After water, coffee is the most consumed beverage in the world. For many people, it is a must-have drink to begin the day in a good way. There’s no home without at least one bag of coffee in its pantry, offices without coffee makers, and there are coffee shops practically on every corner.
We are talking about a drink that arrived to revolutionize the world. Ethiopia is the cradle of coffee, but it is known that it has been consumed as a drink since the fifteenth century, when in Yemen the coffee beans were roasted and ground for the first time in a similar way as they are prepared nowadays. It is also believed that in this Arabic country was discovered the energizing effect of the grains of the coffee plant. From Africa, the beans arrived in Arabia and from there they expanded to Europe, America and other regions of Asia.
Currently, the major coffee producing countries share several similarities. All of them are located in the central area of the planet, so they have tropical or dry weather, which is necessary for coffee beans to grow correctly. The type of coffee we drink varies according to the temperature, composition of the soil, sun, rain and other factors that change its flavor.
These are the top coffee producing countries in the world:
According to statistics from the International Coffee Organization, Brazil has been for decades the top coffee producing country in the world.

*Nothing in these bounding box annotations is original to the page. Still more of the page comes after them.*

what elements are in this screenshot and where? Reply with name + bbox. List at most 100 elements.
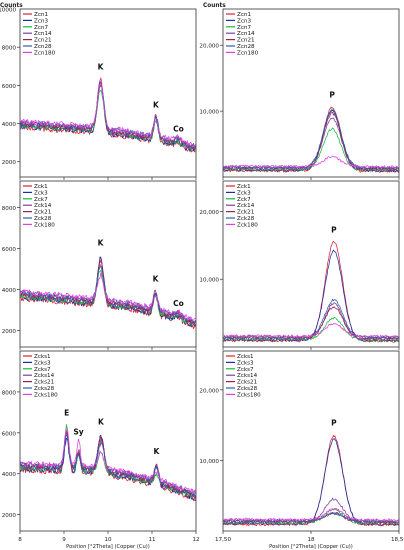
- peak-label: K: [98, 239, 105, 248]
- series-lines: [223, 241, 399, 343]
- plot-frame: [19, 180, 197, 348]
- legend-entry: Zck1: [34, 184, 48, 190]
- y-tick-label: 10,000: [199, 278, 219, 284]
- legend-entry: Zcn14: [237, 31, 255, 37]
- legend-entry: Zck7: [34, 197, 48, 203]
- plot-frame: [19, 350, 197, 532]
- x-tick-label: 18: [307, 537, 315, 543]
- chart-left-middle: 2000400060008000KKCoZck1Zck3Zck7Zck14Zck…: [2, 180, 197, 350]
- series-line-Zcn180: [20, 82, 196, 148]
- y-tick-label: 20,000: [199, 44, 219, 50]
- series-lines: [20, 424, 196, 502]
- legend-entry: Zck7: [237, 197, 251, 203]
- legend-entry: Zcn1: [34, 12, 48, 18]
- legend-entry: Zck180: [237, 222, 258, 228]
- legend-entry: Zcks21: [237, 380, 258, 386]
- legend-entry: Zcn28: [34, 44, 52, 50]
- x-tick-label: 17,50: [215, 537, 231, 543]
- peak-label: P: [331, 419, 337, 428]
- y-tick-label: 8000: [2, 46, 17, 52]
- y-tick-label: 10,000: [199, 110, 219, 116]
- x-tick-label: 11: [148, 537, 156, 543]
- legend-entry: Zcks1: [34, 354, 51, 360]
- chart-left-bottom: 2000 4000 6000 8000 8 9 10 11 12 Position [°2Thet…: [2, 350, 200, 550]
- legend-entry: Zcks7: [237, 367, 254, 373]
- legend-entry: Zck14: [237, 203, 255, 209]
- plot-frame: [19, 8, 197, 178]
- series-line-Zcks28: [223, 512, 399, 523]
- legend-entry: Zcn3: [34, 18, 48, 24]
- legend-entry: Zcn180: [34, 50, 56, 56]
- series-line-Zcn180: [223, 155, 399, 169]
- y-tick-label: 20,000: [199, 210, 219, 216]
- x-tick-label: 18,50: [391, 537, 404, 543]
- series-lines: [20, 77, 196, 153]
- legend-entry: Zck28: [34, 216, 52, 222]
- legend-entry: Zcn21: [34, 38, 52, 44]
- series-lines: [223, 106, 399, 173]
- y-tick-label: 2000: [2, 513, 17, 519]
- legend-entry: Zcks7: [34, 367, 51, 373]
- peak-label: Co: [173, 125, 184, 134]
- series-line-Zcks1: [223, 434, 399, 527]
- legend-entry: Zcks14: [34, 373, 55, 379]
- peak-label: K: [153, 447, 160, 456]
- legend-entry: Zcn1: [237, 12, 251, 18]
- legend-entry: Zck28: [237, 216, 255, 222]
- legend-entry: Zcks28: [237, 386, 258, 392]
- legend-entry: Zcks3: [34, 360, 51, 366]
- chart-right-bottom: 10,000 20,000 17,50 18 18,50 Position [°2Thet…: [199, 350, 404, 550]
- legend-entry: Zcn180: [237, 50, 259, 56]
- legend-entry: Zcn28: [237, 44, 255, 50]
- chart-left-top: 200040006000800010000CountsKKCoZcn1Zcn3Z…: [0, 3, 197, 180]
- y-tick-label: 4000: [2, 288, 17, 294]
- legend-entry: Zcks28: [34, 386, 55, 392]
- legend-entry: Zcks14: [237, 373, 258, 379]
- x-tick-label: 10: [104, 537, 112, 543]
- legend-entry: Zck3: [237, 190, 251, 196]
- series-line-Zck180: [223, 323, 399, 338]
- y-tick-label: 8000: [2, 206, 17, 212]
- series-lines: [223, 434, 399, 527]
- chart-right-middle: 10,000 20,000 P Zck1Zck3Zck7Zck14Zck21Zck28…: [199, 180, 400, 350]
- legend-entry: Zcks180: [34, 392, 58, 398]
- y-tick-label: 8000: [2, 390, 17, 396]
- series-lines: [20, 256, 196, 330]
- y-tick-label: 6000: [2, 247, 17, 253]
- y-tick-label: 2000: [2, 329, 17, 335]
- peak-label: K: [153, 100, 160, 109]
- series-line-Zck7: [223, 316, 399, 342]
- peak-label: E: [64, 409, 69, 418]
- peak-label: K: [153, 274, 160, 283]
- y-tick-label: 10,000: [199, 459, 219, 465]
- series-line-Zck21: [223, 306, 399, 340]
- y-tick-label: 2000: [2, 160, 17, 166]
- legend-entry: Zcks180: [237, 392, 261, 398]
- x-tick-label: 12: [192, 537, 199, 543]
- plot-frame: [222, 180, 400, 348]
- peak-label: Sy: [73, 427, 83, 436]
- y-axis-label: Counts: [203, 3, 226, 9]
- series-line-Zck14: [223, 302, 399, 341]
- legend-entry: Zcn3: [237, 18, 251, 24]
- x-tick-label: 8: [18, 537, 22, 543]
- y-top-tick-label: 10000: [0, 8, 16, 14]
- series-line-Zcn28: [223, 109, 399, 169]
- y-tick-label: 6000: [2, 431, 17, 437]
- y-axis-label: Counts: [0, 3, 23, 9]
- x-tick-label: 9: [62, 537, 66, 543]
- legend-entry: Zck21: [34, 210, 52, 216]
- legend-entry: Zck1: [237, 184, 251, 190]
- legend-entry: Zcn14: [34, 31, 52, 37]
- chart-right-top: 10,00020,000CountsPZcn1Zcn3Zcn7Zcn14Zcn2…: [199, 3, 400, 180]
- y-tick-label: 4000: [2, 472, 17, 478]
- x-axis-label: Position [°2Theta] (Copper (Cu)): [66, 544, 150, 550]
- peak-label: P: [331, 225, 337, 234]
- y-tick-label: 4000: [2, 122, 17, 128]
- peak-label: Co: [173, 299, 184, 308]
- series-line-Zck7: [20, 269, 196, 326]
- plot-frame: [222, 8, 400, 178]
- legend-entry: Zck3: [34, 190, 48, 196]
- plot-frame: [222, 350, 400, 532]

With around 2,600,000 metric tons per year, it concentrates over 30% of the world production.
Colombian coffee is recognized as one of the best worldwide. Its production exceeds the 800,000 metric tons per year and is the country that produces the highest amount of Arabica beans in the world.

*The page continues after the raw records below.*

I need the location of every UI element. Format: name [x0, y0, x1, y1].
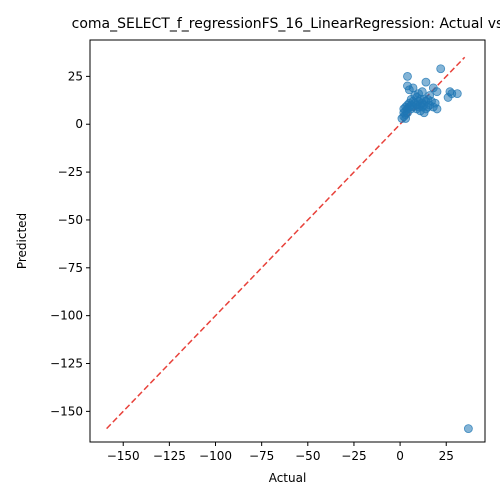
- data-point: [436, 64, 446, 74]
- x-tick-label: −75: [249, 449, 274, 463]
- y-tick-label: −100: [50, 309, 83, 323]
- reference-line-layer: [106, 56, 466, 430]
- data-point: [403, 71, 412, 81]
- x-axis-label: Actual: [269, 471, 307, 485]
- x-tick-label: 25: [439, 449, 454, 463]
- data-point: [419, 108, 429, 118]
- x-tick-label: 0: [396, 449, 404, 463]
- data-point: [463, 424, 473, 434]
- data-point: [404, 85, 414, 95]
- data-point: [432, 87, 442, 97]
- data-point: [421, 77, 431, 87]
- x-tick-label: −100: [199, 449, 232, 463]
- data-point: [443, 93, 453, 102]
- y-tick-label: −75: [58, 261, 83, 275]
- y-tick-label: −150: [50, 404, 83, 418]
- data-point: [401, 114, 411, 123]
- y-tick-label: −50: [58, 213, 83, 227]
- y-tick-label: 25: [68, 69, 83, 83]
- x-tick-label: −150: [107, 449, 140, 463]
- y-axis-label: Predicted: [15, 213, 29, 269]
- y-tick-label: −125: [50, 357, 83, 371]
- y-tick-label: −25: [58, 165, 83, 179]
- plot-area-frame: [89, 39, 486, 443]
- chart-title: coma_SELECT_f_regressionFS_16_LinearRegr…: [72, 16, 500, 32]
- y-axis-ticks: −150 −125 −100 −75 −50 −25 0 25: [50, 69, 90, 418]
- data-point: [452, 89, 462, 98]
- x-tick-label: −125: [153, 449, 186, 463]
- x-axis-ticks: −150 −125 −100 −75 −50 −25 0 25: [107, 442, 454, 463]
- x-tick-label: −50: [295, 449, 320, 463]
- x-tick-label: −25: [341, 449, 366, 463]
- data-point: [432, 104, 442, 114]
- data-points: [397, 64, 473, 434]
- reference-line: [106, 56, 466, 430]
- y-tick-label: 0: [75, 117, 83, 131]
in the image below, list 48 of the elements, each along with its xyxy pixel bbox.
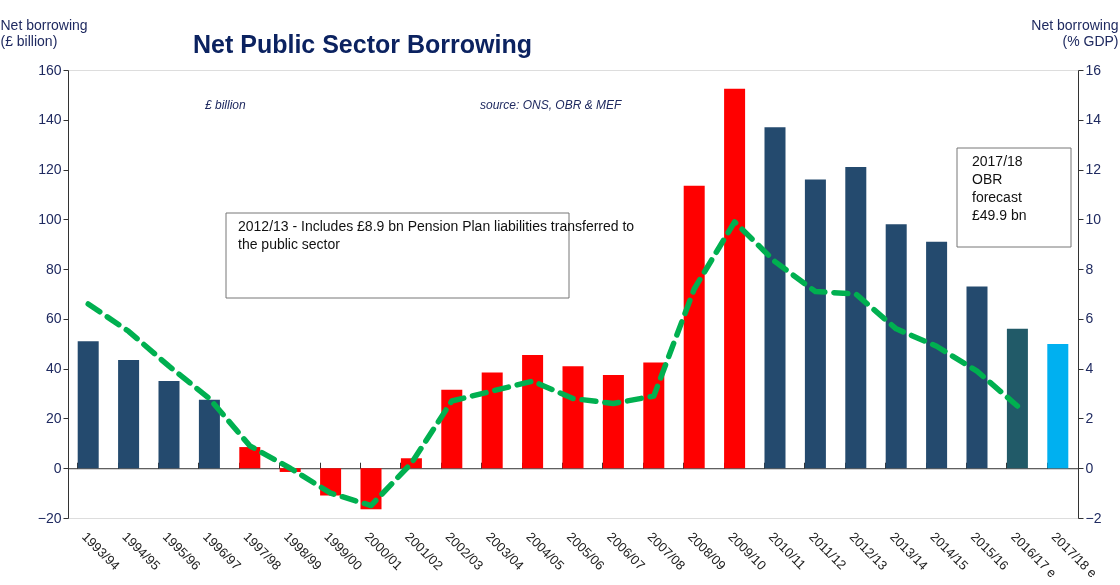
y-tick-label: 0 <box>53 459 62 476</box>
bar <box>522 354 544 469</box>
bar <box>966 286 988 469</box>
bar <box>441 389 463 469</box>
bar <box>1047 344 1069 469</box>
bar <box>602 374 624 469</box>
annotation: source: ONS, OBR & MEF <box>480 98 623 112</box>
y2-tick-label: 8 <box>1085 260 1094 277</box>
chart-title: Net Public Sector Borrowing <box>193 30 532 58</box>
y2-tick-label: 16 <box>1085 61 1102 78</box>
y-tick-label: 140 <box>38 111 62 128</box>
y-tick-label: 100 <box>38 210 62 227</box>
bar <box>239 447 261 469</box>
y-tick-label: −20 <box>37 509 62 526</box>
bar <box>926 241 948 469</box>
y-axis-title: Net borrowing (£ billion) <box>0 16 88 49</box>
bar <box>1006 328 1028 469</box>
bar <box>724 88 746 469</box>
y2-axis-title: Net borrowing (% GDP) <box>1031 16 1119 49</box>
bar <box>158 381 180 469</box>
y-tick-label: 80 <box>45 260 62 277</box>
annotation: 2017/18 OBR forecast £49.9 bn <box>972 153 1027 223</box>
y2-tick-label: 6 <box>1085 310 1094 327</box>
bar <box>562 366 584 469</box>
annotation: 2012/13 - Includes £8.9 bn Pension Plan liabilities transferred to the public sector <box>238 218 635 252</box>
bar <box>804 179 826 469</box>
annotation: £ billion <box>204 98 247 112</box>
bar <box>77 341 99 469</box>
y2-tick-label: 0 <box>1085 459 1094 476</box>
y2-tick-label: 4 <box>1085 360 1094 377</box>
y2-tick-label: 12 <box>1085 161 1102 178</box>
y-tick-label: 60 <box>45 310 62 327</box>
bar <box>118 359 140 469</box>
y-tick-label: 20 <box>45 409 62 426</box>
bar <box>764 127 786 469</box>
y-tick-label: 120 <box>38 161 62 178</box>
y2-tick-label: 2 <box>1085 409 1094 426</box>
y-tick-label: 40 <box>45 360 62 377</box>
bar <box>481 372 503 469</box>
bar <box>683 185 705 469</box>
y2-tick-label: 14 <box>1085 111 1102 128</box>
bar <box>885 224 907 469</box>
bar <box>643 362 665 469</box>
y2-tick-label: −2 <box>1085 509 1102 526</box>
bar <box>198 399 220 469</box>
bar <box>845 167 867 469</box>
y-tick-label: 160 <box>38 61 62 78</box>
y2-tick-label: 10 <box>1085 210 1102 227</box>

Mexico produces mainly high-quality Arabica coffee beans, which are grown in the southern coastal region of the country. Its production surpasses the 250,000 metric tons per year and is the country with the most U.S. coffee imports.
Due to the quick growth of its production, Vietnam has managed to sneak in among the leading coffee producers in the world with 1,650,000 metric tons per year. Although there was a pause in production before and after the Vietnam War, coffee has always been an essential part of the country's economy, with rice being the only greater export.
Coffee is native to Ethiopia and it is the largest exporter in Africa with more than 380,000 metric tons per year. It is estimated that around 15 million Ethiopians work in the production of coffee and that this grain represents almost 30% of the country's annual exports. Ethiopia has been producing Arabica coffee beans for over 1000 years.